Big Data produced by our M2M world (and harvested from its inhabitants) has become immensely valuable in driving innovation, amplifying productivity/efficiency and encouraging growth. Such value cannot bear without compromise, and such is prevalent with globally diverse regulations of data privacy and control. In light of recent European litigation surrounding Google and the “Right to be Forgotten”, the topic has been rekindled in the United States where data privacy is moderated in a much-looser fashion. The U.S., however, is unlikely to adopt stricter measures in the next few years as to not squelch their own interests and recent Big Data investments. This hotly-contested, relaxed approach will pave the way for Big Data innovation and spotlight privacy-conscious businesses.

The U.S. currently has fairly restrictive measures in place regarding the collection and distribution of health and financial data, but few limitations elsewhere like with social data used in precision marketing.
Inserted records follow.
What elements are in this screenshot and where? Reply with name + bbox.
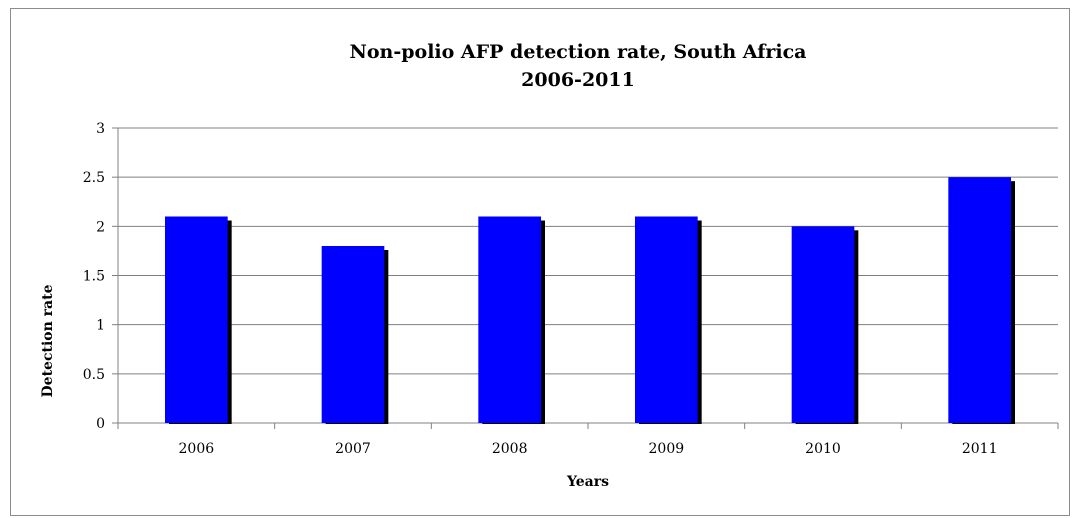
x-tick-label: 2008 — [492, 441, 528, 457]
y-tick-label: 3 — [96, 121, 105, 137]
x-tick-labels: 2006 2007 2008 2009 2010 2011 — [179, 441, 998, 457]
y-tick-labels: 0 0.5 1 1.5 2 2.5 3 — [83, 121, 105, 432]
bar-2010 — [791, 226, 855, 423]
chart-title: Non-polio AFP detection rate, South Afri… — [350, 41, 807, 91]
bar-2008 — [478, 216, 541, 423]
bars — [165, 177, 1015, 424]
bar-2011 — [948, 177, 1011, 423]
chart-title-line-2: 2006-2011 — [521, 69, 635, 91]
y-tick-label: 0 — [96, 416, 105, 432]
gridlines — [112, 127, 1058, 424]
bar-2006 — [165, 216, 228, 423]
y-tick-label: 2.5 — [83, 170, 105, 186]
axes — [117, 128, 1059, 429]
x-tick-label: 2010 — [805, 441, 841, 457]
x-tick-label: 2011 — [962, 441, 998, 457]
chart-title-line-1: Non-polio AFP detection rate, South Afri… — [350, 41, 807, 63]
x-axis-title: Years — [566, 474, 609, 490]
x-tick-label: 2006 — [179, 441, 215, 457]
x-tick-label: 2007 — [335, 441, 371, 457]
chart-frame — [10, 8, 1070, 516]
y-tick-label: 2 — [96, 219, 105, 235]
bar-2007 — [321, 246, 385, 423]
y-tick-label: 1 — [96, 318, 105, 334]
y-tick-label: 0.5 — [83, 367, 105, 383]
x-tick-label: 2009 — [649, 441, 685, 457]
bar-2009 — [635, 216, 698, 423]
y-axis-title: Detection rate — [40, 284, 56, 397]
y-tick-label: 1.5 — [83, 269, 105, 285]
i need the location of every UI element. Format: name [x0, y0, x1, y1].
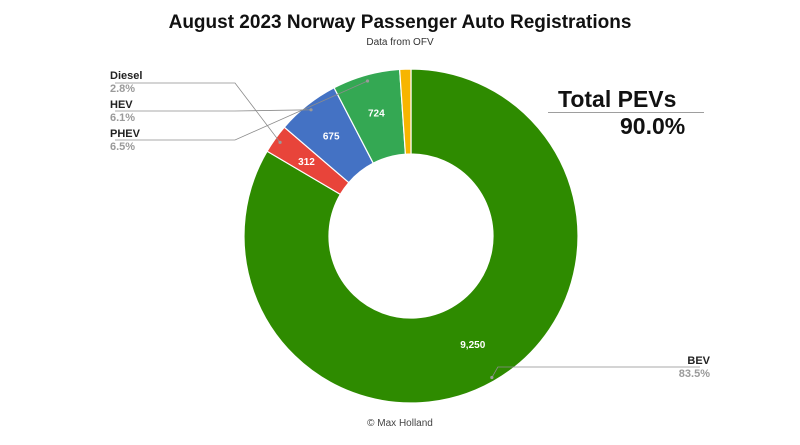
percent-label-bev: 83.5%	[679, 368, 710, 380]
percent-label-hev: 6.1%	[110, 112, 135, 124]
percent-label-diesel: 2.8%	[110, 83, 135, 95]
leader-line-phev	[115, 80, 368, 141]
chart-subtitle: Data from OFV	[366, 37, 434, 48]
total-pevs-label: Total PEVs	[558, 86, 677, 112]
leader-lines-group	[115, 79, 700, 380]
slice-other	[399, 68, 412, 155]
value-label-hev: 675	[323, 131, 340, 142]
leader-dot-bev	[490, 375, 494, 380]
total-pevs-value: 90.0%	[620, 113, 686, 139]
slice-bev	[243, 68, 579, 404]
category-label-hev: HEV	[110, 99, 133, 111]
category-label-diesel: Diesel	[110, 70, 142, 82]
leader-line-bev	[491, 366, 700, 378]
leader-dot-diesel	[278, 140, 282, 144]
category-label-bev: BEV	[687, 355, 710, 367]
value-label-bev: 9,250	[460, 340, 485, 351]
total-pevs-rule	[548, 112, 704, 113]
leader-dot-hev	[309, 108, 313, 112]
leader-dot-phev	[365, 79, 370, 83]
percent-label-phev: 6.5%	[110, 141, 135, 153]
copyright-footer: © Max Holland	[367, 418, 433, 429]
value-label-diesel: 312	[298, 157, 315, 168]
category-label-phev: PHEV	[110, 128, 141, 140]
value-label-phev: 724	[368, 108, 385, 119]
leader-line-diesel	[115, 82, 281, 143]
slices-group	[243, 68, 579, 404]
chart-title: August 2023 Norway Passenger Auto Regist…	[168, 12, 632, 33]
leader-line-hev	[115, 109, 312, 112]
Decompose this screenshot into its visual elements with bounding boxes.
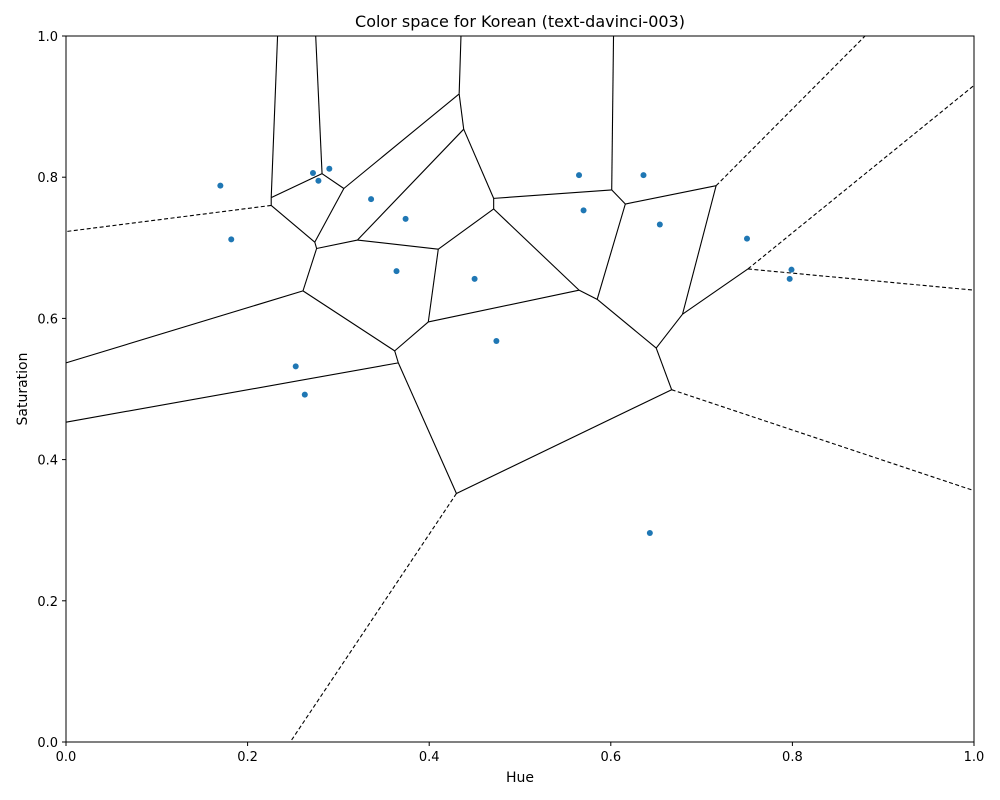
x-tick-label-5: 1.0 <box>964 750 985 765</box>
x-tick-label-0: 0.0 <box>56 750 77 765</box>
voronoi-edge-5 <box>321 173 345 189</box>
voronoi-edge-9 <box>316 239 358 250</box>
data-point-19 <box>646 530 653 537</box>
data-point-7 <box>393 268 400 275</box>
voronoi-edge-15 <box>463 128 495 199</box>
y-tick-label-3: 0.6 <box>37 312 58 327</box>
data-point-8 <box>471 275 478 282</box>
data-point-11 <box>301 391 308 398</box>
voronoi-edge-21 <box>428 289 580 323</box>
voronoi-edge-27 <box>578 289 598 300</box>
x-axis-label: Hue <box>506 770 534 786</box>
data-point-4 <box>326 165 333 172</box>
x-tick-label-1: 0.2 <box>237 750 258 765</box>
voronoi-edge-26 <box>596 203 626 300</box>
voronoi-edge-28 <box>596 298 657 349</box>
voronoi-edge-2 <box>270 173 323 199</box>
x-tick-label-4: 0.8 <box>782 750 803 765</box>
x-axis: 0.0 0.2 0.4 0.6 0.8 1.0 <box>56 742 985 765</box>
data-point-0 <box>217 182 224 189</box>
voronoi-edge-33 <box>456 389 672 494</box>
voronoi-edge-4 <box>270 205 316 243</box>
chart-title: Color space for Korean (text-davinci-003… <box>355 12 685 31</box>
voronoi-edge-dashed-3 <box>747 268 975 291</box>
y-tick-label-0: 0.0 <box>37 736 58 751</box>
data-point-17 <box>786 275 793 282</box>
voronoi-edge-23 <box>611 35 615 190</box>
data-point-6 <box>402 215 409 222</box>
voronoi-edge-37 <box>302 290 395 352</box>
voronoi-edge-14 <box>458 93 465 130</box>
voronoi-edge-36 <box>65 362 399 423</box>
y-axis-label: Saturation <box>15 353 31 426</box>
voronoi-edge-dashed-2 <box>747 84 975 270</box>
voronoi-edge-11 <box>357 128 465 241</box>
voronoi-edge-17 <box>493 189 612 199</box>
voronoi-edge-29 <box>681 185 717 315</box>
data-point-12 <box>576 172 583 179</box>
data-point-9 <box>493 337 500 344</box>
data-point-2 <box>309 169 316 176</box>
data-point-13 <box>580 207 587 214</box>
data-point-15 <box>656 221 663 228</box>
voronoi-edge-8 <box>314 242 318 249</box>
voronoi-edge-22 <box>394 321 429 352</box>
data-point-1 <box>228 236 235 243</box>
plot-frame <box>65 35 975 743</box>
voronoi-edge-0 <box>270 35 279 198</box>
y-tick-label-4: 0.8 <box>37 171 58 186</box>
y-tick-label-5: 1.0 <box>37 30 58 45</box>
voronoi-edge-20 <box>427 249 439 323</box>
y-tick-label-2: 0.4 <box>37 454 58 469</box>
voronoi-edge-30 <box>682 268 749 315</box>
voronoi-edge-7 <box>314 188 345 243</box>
voronoi-edge-34 <box>397 362 457 494</box>
voronoi-edge-13 <box>458 35 462 94</box>
voronoi-edge-19 <box>493 208 580 291</box>
voronoi-edge-12 <box>357 239 439 250</box>
data-point-16 <box>744 235 750 242</box>
voronoi-edge-dashed-4 <box>671 389 975 492</box>
voronoi-edge-24 <box>611 189 626 205</box>
y-axis: 0.0 0.2 0.4 0.6 0.8 1.0 <box>37 30 66 751</box>
data-point-5 <box>368 196 375 203</box>
voronoi-edge-6 <box>343 93 460 189</box>
points-layer <box>217 165 795 537</box>
voronoi-edge-38 <box>65 290 304 364</box>
data-point-14 <box>640 172 647 179</box>
data-point-18 <box>788 266 795 273</box>
data-point-3 <box>315 177 322 184</box>
x-tick-label-3: 0.6 <box>600 750 621 765</box>
voronoi-edge-25 <box>625 185 717 205</box>
x-tick-label-2: 0.4 <box>419 750 440 765</box>
voronoi-edge-dashed-1 <box>715 35 866 187</box>
y-tick-label-1: 0.2 <box>37 595 58 610</box>
data-point-10 <box>292 363 299 370</box>
voronoi-edge-31 <box>655 313 683 349</box>
voronoi-edge-dashed-5 <box>289 493 457 743</box>
voronoi-edge-1 <box>315 35 323 174</box>
voronoi-edge-32 <box>655 347 673 390</box>
edges-layer <box>65 35 975 743</box>
voronoi-edge-10 <box>302 248 318 292</box>
voronoi-edge-18 <box>437 208 494 250</box>
voronoi-edge-dashed-0 <box>65 204 272 233</box>
voronoi-edge-35 <box>394 350 399 364</box>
The government is unlikely to follow Europe’s path towards safeguarding its citizens for several reasons. For one, several federal agencies (including the National Institute of Health, Department of Energy, National Science Foundation, and the Department of Defense, among others) announced in March 2012 a $200 million investment designed to improve tools and techniques to utilize the mounting piles of data across several scientific disciplines. The U.S. government is on the Big Data bandwagon with aspirations of emulating the various successes of leading early-adopters like Walmart, T-Mobile and Barnes & Noble. Additionally, the U.S. government is unlikely to tighten regulatory control because:

  • The current congress is incapable of passing a budget, let alone complex privacy legislation.
  • Our maturing millennial generation has shown to be savvier with privacy controls, and is generally more open with personal information. (Just look at Facebook, Twitter, LinkedIn, etc.)
  • The lobbyist armies of Google and Facebook continue to grow.
  • A widespread lack of comprehensive understanding revolving Big Data persists among individuals, businesses and the government itself.

The relatively relaxed nature of U.S. data privacy regulation will greatly benefit Big Data adoption and maturation. Privacy can be traded for value in the online marketing world, for instance, so that specific offers can be more relevant and useful to consumers based on their individual interests and needs. But no matter the industry, regulatory compliance will always cost businesses money, resources and time that would be otherwise best distributed to R&D, educational workshops/seminars and/or any other business functions. Setting another technical barrier in developing Big Data solutions and use cases could stifle innovation, and would certainly delay or marginalize opportunities for expansion and use. By offloading the bulk of data privacy responsibilities onto the market’s shoulders, OEMs and service providers are able to deliver robust Big Data products leveraging a variety of growing data pools to end users.

Since the U.S. government is doubtful to tighten regulatory control, data privacy can be a highly-influential differentiating factor in attracting or retaining customers to products or services – not just in the United States but from a global perspective as well. Users understand that nothing is for free, but transparency in how data is collected and used can greatly nullify concerns of exploitation and possibly attract new business. The U.S. wants Big Data to grow, and by relinquishing some control to the market they are allowing Big Data to grow on its citizens as well.